À la Villa Médicis, Niccolini écrivit dans sa lettre suivante : Il semble avoir recouvré sa bonne santé. Galilée fut autorisé à marcher quotidiennement dans les grands jardins, et même à aider à arracher les mauvaises herbes s’il le voulait. Il regardait avidement de l’autre côté du mur les jardins de l’église de la Trinité, et Niccolini demanda de sa part à Maculano de demander au cardinal Barberini si Galilée pourrait aller s’y promener. Ce qui fut également accordé. Les lettres que Galilée écrivait chez lui, à Maria Celeste et divers associés, bien que muettes sur le procès, comme il se devait, étaient optimistes. Les lettres à ses proches collègues indiquaient qu’il espérait que le Dialogo survivrait au procès ; il serait révisé, mais l’interdiction levée.
Après avoir lu l’une des lettres qu’il lui avait adressées, Maria Celeste répondit, dès le lendemain.
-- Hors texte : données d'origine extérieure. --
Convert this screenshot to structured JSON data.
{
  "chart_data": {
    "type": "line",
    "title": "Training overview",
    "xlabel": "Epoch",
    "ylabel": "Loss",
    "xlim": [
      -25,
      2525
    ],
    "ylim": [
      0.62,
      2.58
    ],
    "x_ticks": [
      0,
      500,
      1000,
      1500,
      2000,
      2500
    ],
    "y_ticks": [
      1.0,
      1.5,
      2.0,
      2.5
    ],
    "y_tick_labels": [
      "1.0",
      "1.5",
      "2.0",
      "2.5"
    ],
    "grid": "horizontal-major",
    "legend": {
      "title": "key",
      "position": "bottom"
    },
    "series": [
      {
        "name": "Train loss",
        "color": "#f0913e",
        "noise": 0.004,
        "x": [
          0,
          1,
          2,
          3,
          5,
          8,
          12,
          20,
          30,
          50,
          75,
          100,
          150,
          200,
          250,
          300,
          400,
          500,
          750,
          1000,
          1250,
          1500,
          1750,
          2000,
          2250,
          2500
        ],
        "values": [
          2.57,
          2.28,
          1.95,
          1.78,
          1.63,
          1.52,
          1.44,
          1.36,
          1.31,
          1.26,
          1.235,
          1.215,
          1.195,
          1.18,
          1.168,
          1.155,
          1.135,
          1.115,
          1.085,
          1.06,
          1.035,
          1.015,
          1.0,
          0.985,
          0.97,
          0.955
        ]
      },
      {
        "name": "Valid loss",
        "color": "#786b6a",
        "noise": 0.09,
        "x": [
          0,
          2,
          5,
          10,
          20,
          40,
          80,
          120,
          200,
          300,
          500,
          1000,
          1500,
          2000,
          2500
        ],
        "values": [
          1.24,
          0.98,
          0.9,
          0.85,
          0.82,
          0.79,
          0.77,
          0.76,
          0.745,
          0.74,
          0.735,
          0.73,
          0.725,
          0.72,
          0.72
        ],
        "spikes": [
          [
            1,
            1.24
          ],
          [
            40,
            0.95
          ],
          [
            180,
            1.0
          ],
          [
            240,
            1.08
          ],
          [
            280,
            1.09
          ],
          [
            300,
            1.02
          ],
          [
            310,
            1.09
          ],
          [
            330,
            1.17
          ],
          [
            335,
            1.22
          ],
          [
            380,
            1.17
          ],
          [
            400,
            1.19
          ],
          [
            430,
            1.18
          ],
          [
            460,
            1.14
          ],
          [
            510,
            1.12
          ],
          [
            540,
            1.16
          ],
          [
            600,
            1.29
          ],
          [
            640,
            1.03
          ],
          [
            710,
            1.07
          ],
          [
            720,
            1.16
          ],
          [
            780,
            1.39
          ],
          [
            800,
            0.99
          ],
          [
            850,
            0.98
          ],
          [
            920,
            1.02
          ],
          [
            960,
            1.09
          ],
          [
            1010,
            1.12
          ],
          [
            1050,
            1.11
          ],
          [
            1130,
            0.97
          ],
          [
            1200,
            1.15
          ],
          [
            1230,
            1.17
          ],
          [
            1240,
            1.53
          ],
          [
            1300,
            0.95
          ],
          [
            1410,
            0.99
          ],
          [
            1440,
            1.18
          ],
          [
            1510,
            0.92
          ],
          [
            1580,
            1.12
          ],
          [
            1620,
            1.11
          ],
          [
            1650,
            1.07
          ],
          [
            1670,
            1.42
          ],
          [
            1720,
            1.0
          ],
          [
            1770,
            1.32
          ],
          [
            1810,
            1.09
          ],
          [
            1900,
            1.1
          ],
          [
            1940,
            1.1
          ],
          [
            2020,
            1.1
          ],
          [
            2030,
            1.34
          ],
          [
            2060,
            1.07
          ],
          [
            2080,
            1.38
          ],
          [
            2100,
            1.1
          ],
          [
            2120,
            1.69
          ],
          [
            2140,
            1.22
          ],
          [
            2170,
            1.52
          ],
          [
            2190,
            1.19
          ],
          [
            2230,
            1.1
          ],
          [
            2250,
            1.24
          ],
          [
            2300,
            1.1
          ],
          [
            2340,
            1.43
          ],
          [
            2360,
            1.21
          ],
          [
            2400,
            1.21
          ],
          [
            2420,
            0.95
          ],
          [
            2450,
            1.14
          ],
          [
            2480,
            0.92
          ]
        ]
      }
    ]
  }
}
Par votre dernière lettre si affectueuse, vous m’avez procuré un si grand bonheur et provoqué un changement si vaste en mon for intérieur que, à force d’être saisie par la même émotion en lisant et relisant cette même lettre aux nonnes afin que toutes puissent se réjouir de la nouvelle de vos succès, j’ai fini par être en proie à un terrible mal de tête qui a persisté de la quatorzième heure de la matinée jusqu’au cœur de la nuit, état qui ne m’est pas habituel. Ne croyez surtout pas que je vous parle de ce détail parce que je vous tiens pour responsable de cette petite indisposition ; je tiens seulement à ce que vous compreniez encore mieux à quel point vos affaires me tiennent à cœur et me préoccupent en vous décrivant leurs effets sur moi, effets qui s’expliquent certes, d’une façon générale, par la dévotion filiale qui peut et doit exister chez toute progéniture, mais dont je ne crains pas de dire qu’ils se manifestent chez moi avec une force particulière, un peu comme je m’enorgueillis de dépasser la plupart des filles par la puissance de l’amour et de la vénération que j’éprouve pour mon très cher père chaque fois que j’ai l’heur de vérifier que lui aussi surpasse la majorité des pères par l’amour qu’il porte à sa fille – et je m’en tiendrai là sur ce point.